Šoškić told reporters the dinar fell by 0.5 percent in the first half of the year, which was significantly lesser than in the case of currencies of other countries of the region - Hungary, Poland, Turkey, the Czech Republic, Romania and Croatia.

Like other currencies in the region, the dinar dropped in value in November compared to October, at an average of two percent, he said.

Lending activity is still slowing down, with problematic loans accounting for 19.1 percent of loans in October.

Šoškić noted that banks are increasingly turning to dinar-based loans. If at first the interest rates seem not to be competitive enough with the interest on loans based on foreign currencies, it is expected that this type of loan will become cheaper with falling inflation and reference interest rate.

According to the NBS projection, the growth of gross domestic product (GDP) in 2011 should by about two percent and should be based on growth in investment activity and, to a lesser extent, net exports, while the contribution of final consumption is expected to be negative again this year, the NBS governor said.

Taking into account the worsened macroeconomic performance of Serbia's major trade partners, the central bank has cut its GDP growth forecast for 2012 to about 1.5 percent and, according to the NBS estimates, economic growth should next year be driven primarily by net exports.

Šoškić pointed out that year-on-year inflation fell to 8.1 percent, continuing the decline that has been ongoing since May.

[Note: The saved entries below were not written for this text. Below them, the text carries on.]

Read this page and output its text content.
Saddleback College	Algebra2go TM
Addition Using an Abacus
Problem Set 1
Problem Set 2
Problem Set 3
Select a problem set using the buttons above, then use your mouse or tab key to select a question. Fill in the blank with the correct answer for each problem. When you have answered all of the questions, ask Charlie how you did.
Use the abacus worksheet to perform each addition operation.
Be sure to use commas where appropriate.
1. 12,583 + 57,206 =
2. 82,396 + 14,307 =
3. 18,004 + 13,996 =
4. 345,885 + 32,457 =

A crucial contribution to the decline in inflation pressures was due to the fall in prices of processed food, the cut in inflation expectations and low aggregate demand.

In the first quarter of next year, the NBS expects a sharp drop in inter-annual inflation rate and its return to the boundaries for the target rate by March, for the most part due to the exclusion of significant price increases from the beginning of 2011 from its calculation.

After that, inflation should remain low, for the most part due to low aggregate demand, continued decline in inflationary expectations and the stability of food prices.